Son moteur MZR-CD 2.0 développe 140 ch. au
régime paisible de 3500 rpm. Bruyant à froid, il sait se faire
oublier sur l'autoroute en ronronnant gentiment. Doté d'un
couple de 330 Nm à 2000 rpm et grâce au poids contenu du
véhicule, il donne de bonnes reprises après 1800 rpm. Quant à sa
consommation, on peut facilement rester aux alentours de
6 litres au 100 km voire moins pour la Sedan, ce qui est honnête
mais sans plus.

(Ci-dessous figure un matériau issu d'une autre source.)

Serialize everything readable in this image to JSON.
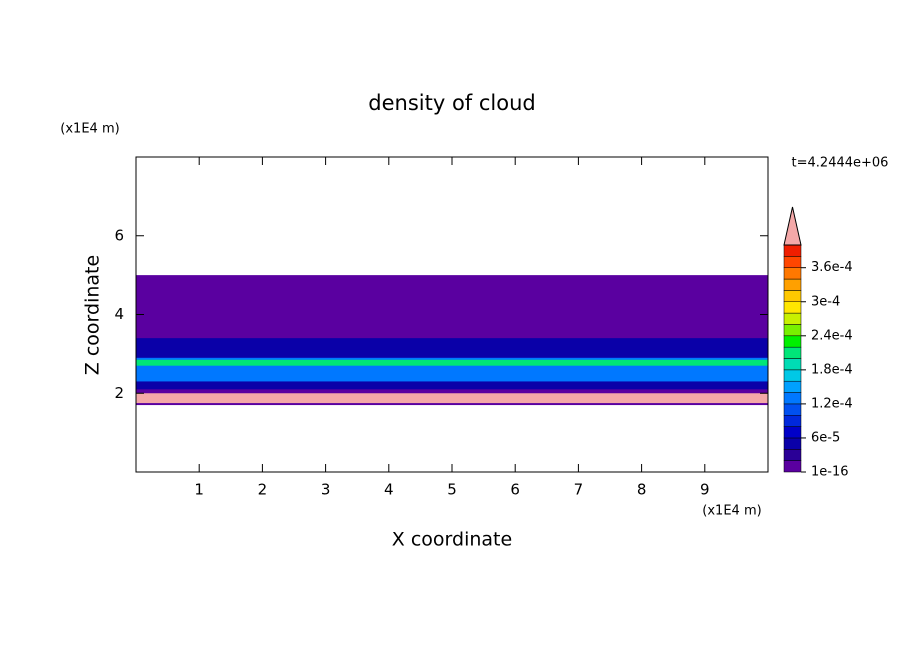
{
  "chart_data": {
    "type": "contour",
    "title": "density of cloud",
    "x_label": "X coordinate",
    "y_label": "Z coordinate",
    "x_unit": "(x1E4 m)",
    "y_unit": "(x1E4 m)",
    "annotation": "t=4.2444e+06",
    "xlim": [
      0,
      10
    ],
    "ylim": [
      0,
      8
    ],
    "xticks": [
      1,
      2,
      3,
      4,
      5,
      6,
      7,
      8,
      9
    ],
    "yticks": [
      2,
      4,
      6
    ],
    "layers": [
      {
        "z": [
          1.7,
          5.0
        ],
        "value": 1e-05
      },
      {
        "z": [
          2.1,
          3.4
        ],
        "value": 4e-05
      },
      {
        "z": [
          2.3,
          2.9
        ],
        "value": 0.00012
      },
      {
        "z": [
          2.7,
          2.85
        ],
        "value": 0.0002
      },
      {
        "z": [
          1.75,
          2.0
        ],
        "value": 0.00041
      }
    ],
    "colorbar": {
      "levels": [
        1e-16,
        2e-05,
        4e-05,
        6e-05,
        8e-05,
        0.0001,
        0.00012,
        0.00014,
        0.00016,
        0.00018,
        0.0002,
        0.00022,
        0.00024,
        0.00026,
        0.00028,
        0.0003,
        0.00032,
        0.00034,
        0.00036,
        0.00038,
        0.0004
      ],
      "colors": [
        "#5a00a0",
        "#2a0096",
        "#0a00a8",
        "#0000c8",
        "#0028dc",
        "#0050f0",
        "#0078ff",
        "#00a0ff",
        "#00c8e6",
        "#00dcb4",
        "#00e678",
        "#00f000",
        "#78f000",
        "#c8f000",
        "#ffe600",
        "#ffc800",
        "#ffa000",
        "#ff7800",
        "#ff4600",
        "#f01e00"
      ],
      "extend_color": "#f4a8a8",
      "ticks": [
        {
          "value": 1e-16,
          "label": "1e-16"
        },
        {
          "value": 6e-05,
          "label": "6e-5"
        },
        {
          "value": 0.00012,
          "label": "1.2e-4"
        },
        {
          "value": 0.00018,
          "label": "1.8e-4"
        },
        {
          "value": 0.00024,
          "label": "2.4e-4"
        },
        {
          "value": 0.0003,
          "label": "3e-4"
        },
        {
          "value": 0.00036,
          "label": "3.6e-4"
        }
      ]
    }
  }
}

Il faut signaler que les conditions hivernales
que l'on a eues ces dernières semaines n'ont pratiquement pas
influencé celle-ci.
Actuellement, ce moteur est secondé voire
remplacé par une unité plus moderne : le MZR-CD 2.2 litres.
Celui-ci est décliné en trois niveaux de puissance à savoir 125,
165 et 185 ch. au même régime de 3500 rpm. Les couples de ces
moteurs sont respectivement de 310, 360 et 400 Nm entre 1800 et
3000 rpm. Outre sa cylindrée plus importante, ce nouveau moteur
a de faibles niveaux d’émissions et une consommation réduite
voire même inférieure à son prédécesseur. Cependant, pour des
raisons fiscales évidentes, le MZR-CD 2.0 subsiste sur le marché
belge en lieu et place du MZR-CD 2.2 litres de 125 ch.
Trente-neuf ans plus tard
Après avoir été longtemps des machines à
rouler, les Mazda deviennent des machines à vivre, à vivre même
intensément… Avec une habitabilité supérieure à la moyenne, un
châssis incroyable et un moteur coupleux à souhait, la chenille
est devenue papillon. En la comparant à ses concurrentes
asiatiques ou européennes, elle est de loin celle qui a été
conçue et fabriquée par passion et non par raison.
Il est
accouplé à un système Audio Pilot® qui ajuste
automatiquement les caractéristiques audio pour neutraliser
efficacement les bruits contenus dans l’habitacle.